Todo esto viene a cuento porque acaba de aparecer la traducción inglesa de Glosa, la novela de Juan José Saer. El libro ha sido sometido a un cambio de título en cierto modo tan radical, que invita a imaginar, como si fuera un juego de crítica ficción, el impacto del nuevo nombre en la lectura de la novela. La edición de Open Letter (Rochester , EE.UU., 2010) se titula The Sixty-Five Years of Washington . Como el lector recuerda, la fiesta del 65º cumpleaños del poeta Jorge Washington Noriega, llamado Washington por los amigos, es un evento destacado de la historia. El cumpleaños desata sentimientos contradictorios en dos personas que se han encontrado de casualidad en el centro de la ciudad de Santa Fe y se han puesto a caminar. Ellos son Leto, que no ha sido invitado a la fiesta, y el Matemático, que no ha asistido porque entonces no estaba en la ciudad. El Matemático se ha encontrado con alguien que le ha dado detalles del cumpleaños y entre otras cosas, mientras ambos caminan, se los refiere a Leto, quien agrega elementos provenientes de comentarios recibidos por su lado.
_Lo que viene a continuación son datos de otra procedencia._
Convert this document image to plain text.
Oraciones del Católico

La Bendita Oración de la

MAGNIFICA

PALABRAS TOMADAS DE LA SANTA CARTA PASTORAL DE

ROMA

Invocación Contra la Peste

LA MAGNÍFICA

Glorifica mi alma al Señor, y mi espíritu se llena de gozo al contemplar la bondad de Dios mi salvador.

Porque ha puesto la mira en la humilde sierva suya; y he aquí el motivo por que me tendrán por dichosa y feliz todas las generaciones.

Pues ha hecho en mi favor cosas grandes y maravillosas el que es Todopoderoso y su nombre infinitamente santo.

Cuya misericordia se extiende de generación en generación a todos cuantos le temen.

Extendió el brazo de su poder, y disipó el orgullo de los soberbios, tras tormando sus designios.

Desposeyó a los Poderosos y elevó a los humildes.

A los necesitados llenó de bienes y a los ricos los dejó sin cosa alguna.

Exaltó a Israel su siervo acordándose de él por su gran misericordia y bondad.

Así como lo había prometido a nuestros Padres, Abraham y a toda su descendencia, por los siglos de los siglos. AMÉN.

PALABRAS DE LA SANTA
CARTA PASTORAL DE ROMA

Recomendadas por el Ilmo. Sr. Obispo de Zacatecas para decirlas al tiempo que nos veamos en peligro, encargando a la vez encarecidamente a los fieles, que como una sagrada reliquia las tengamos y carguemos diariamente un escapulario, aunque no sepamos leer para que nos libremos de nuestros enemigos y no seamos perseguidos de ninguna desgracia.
Entre los títulos de Saer, Glosa, en tanto tal, es de los que más explícitamente apunta tanto al principio compositivo de una novela en la que nada queda sin explicación, como a la operación de desarrollar, ampliar, variar, explicar una serie de nudos existenciales y dramáticos de los protagonistas. Como El limonero real, el título Glosa representa y denota distintos aspectos y jerarquías de la novela que nombra. Pero si por un momento imaginamos el título Los sesenta y cinco años de Washington para esa novela, sentimos que se disuelve ese curioso igualitarismo entre los elementos y aspectos de la narración, desde los mundanos a los políticos, que la neutralidad aparente de la operación retórica incluida en la palabra “glosa” estipulaba.
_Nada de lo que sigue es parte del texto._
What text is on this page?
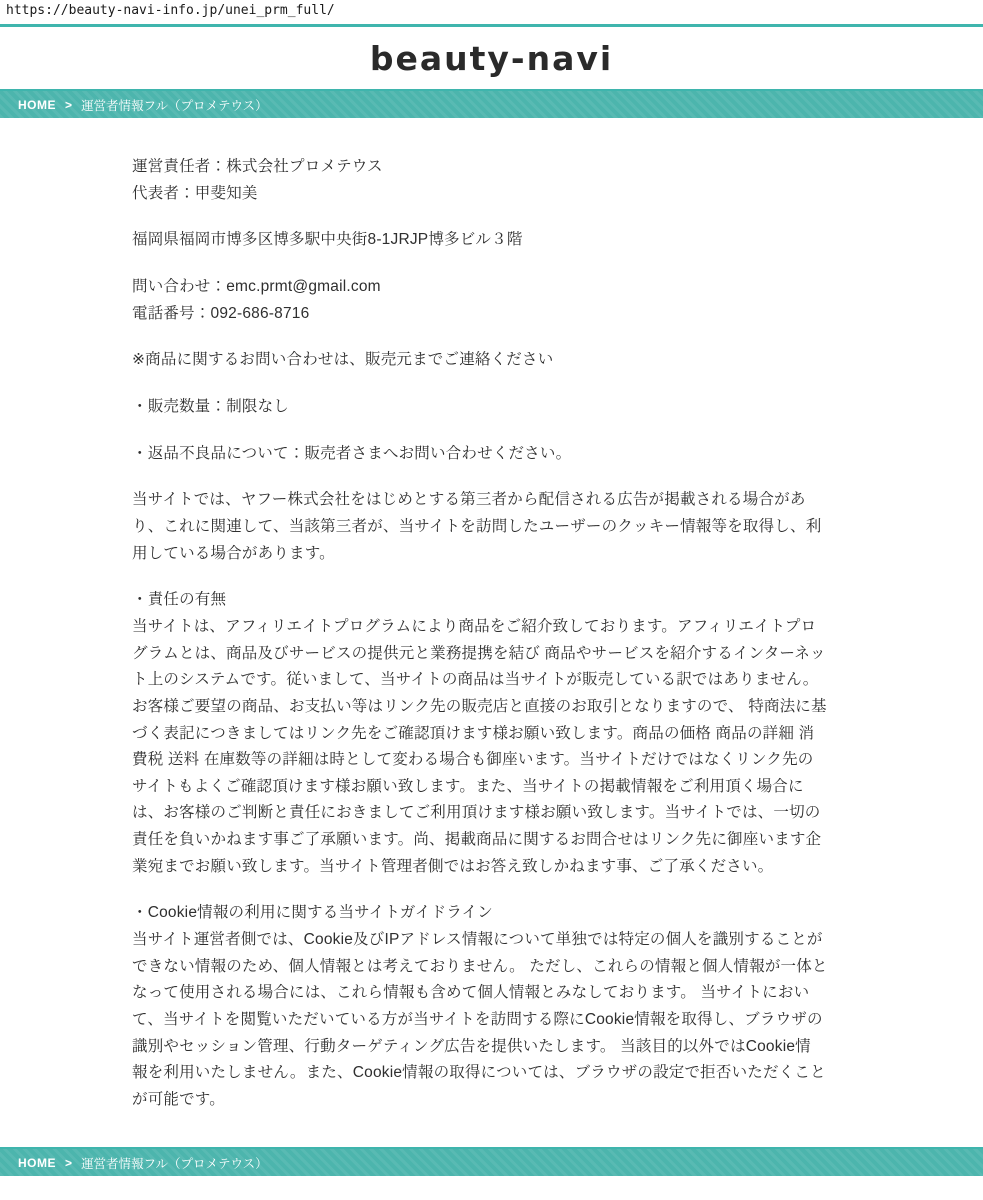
https://beauty-navi-info.jp/unei_prm_full/
beauty-navi
HOME > 運営者情報フル（プロメテウス）

運営責任者：株式会社プロメテウス
代表者：甲斐知美

福岡県福岡市博多区博多駅中央街8-1JRJP博多ビル３階

問い合わせ：emc.prmt@gmail.com
電話番号：092-686-8716

※商品に関するお問い合わせは、販売元までご連絡ください

・販売数量：制限なし

・返品不良品について：販売者さまへお問い合わせください。

当サイトでは、ヤフー株式会社をはじめとする第三者から配信される広告が掲載される場合があ
り、これに関連して、当該第三者が、当サイトを訪問したユーザーのクッキー情報等を取得し、利
用している場合があります。

・責任の有無
当サイトは、アフィリエイトプログラムにより商品をご紹介致しております。アフィリエイトプロ
グラムとは、商品及びサービスの提供元と業務提携を結び 商品やサービスを紹介するインターネッ
ト上のシステムです。従いまして、当サイトの商品は当サイトが販売している訳ではありません。
お客様ご要望の商品、お支払い等はリンク先の販売店と直接のお取引となりますので、 特商法に基
づく表記につきましてはリンク先をご確認頂けます様お願い致します。商品の価格 商品の詳細 消
費税 送料 在庫数等の詳細は時として変わる場合も御座います。当サイトだけではなくリンク先の
サイトもよくご確認頂けます様お願い致します。また、当サイトの掲載情報をご利用頂く場合に
は、お客様のご判断と責任におきましてご利用頂けます様お願い致します。当サイトでは、一切の
責任を負いかねます事ご了承願います。尚、掲載商品に関するお問合せはリンク先に御座います企
業宛までお願い致します。当サイト管理者側ではお答え致しかねます事、ご了承ください。

・Cookie情報の利用に関する当サイトガイドライン
当サイト運営者側では、Cookie及びIPアドレス情報について単独では特定の個人を識別することが
できない情報のため、個人情報とは考えておりません。 ただし、これらの情報と個人情報が一体と
なって使用される場合には、これら情報も含めて個人情報とみなしております。 当サイトにおい
て、当サイトを閲覧いただいている方が当サイトを訪問する際にCookie情報を取得し、ブラウザの
識別やセッション管理、行動ターゲティング広告を提供いたします。 当該目的以外ではCookie情
報を利用いたしません。また、Cookie情報の取得については、ブラウザの設定で拒否いただくこと
が可能です。

HOME > 運営者情報フル（プロメテウス）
Pero acaso lo sentimos porque estamos acostumbrados a ello. Por suerte un texto no es solamente los lazos que teje con el título. Según los editores de Open Letter, “Gloss” habría sido una elección inadecuada. La palabra alude en primer lugar al brillo o lustre sobre una superficie, o a una apariencia atractiva, y de modo restrictivamente literario alude a la idea de glosa como en castellano. ¿Leeríamos de otra manera Glosa si se llamara Los sesenta y cinco años de Washington (o, peor, El 65° cumpleaños de Washington)? Probablemente no, pero se perdería el efecto elegíaco que una palabra como glosa brinda en la circunstancia del texto.
Es difícil saber cómo se leerá The Sixty-Five Years of Washington, pero casi seguro que en las librerías el título va a producir un primer momento de curiosidad, porque la mera alusión bastará para ubicar la novela en la red de combinaciones letradas e históricas, apócrifas o reales, en la que a veces las novelas contemporáneas se apoyan para tramar sus historias. (Y si ello ocurre, aunque pasajera, será una impresión instalada en las antípodas de las premisas literarias de Saer.)
Sin embargo, no me parece que la decisión de los editores haya sido desacertada. Al contrario, creo que tiene el mérito de someter al texto a una suerte de actualización cultural a través del nuevo título. Pero sobre todo me interesa ver el tipo de trances al que se pliega un objeto cuando es traducido, como si quedara huérfano y como reparación debiera volver a nacer.
No puedo dejar de vincular esto con otra “experiencia de traducción” relacionada con este autor. Unas semanas atrás, un domingo a la mañana tres amigos nos internamos en el cementerio de Père Lachaise, en París, a la búsqueda de la lápida de Saer. La única información que teníamos era que estaba en el Crematorium, o sea en los nichos, probablemente en el segundo nivel. Al llegar al lugar pensamos que sería imposible dar con la lápida, pero con paciencia la encontramos. Nada llama la atención en la placa de Saer, completamente igual a las demás en tamaño, y de color negro como muchas otras. Nada llama la atención excepto un detalle, una suerte de afrancesamiento del nombre. En la superficie puede leerse: Juan-José Saer (y abajo:) 1937-2005.
Puede pensarse que el guión es un detalle menor. Probablemente lo sea, al fin de cuentas no en vano Saer pasó en Francia más de la mitad de sus años. Pero son esos detalles los reveladores del comercio incierto con lo extranjero. Volvemos al punto del título del libro. Trasladando las dudas respecto de Glosa y Washington: ¿se lee distinto a Saer cuando sus dos nombres aparecen enlazados por un guión?
Uno sabe, se supone, cómo llega a una lengua. Pero no sabe cómo se quedará en ella.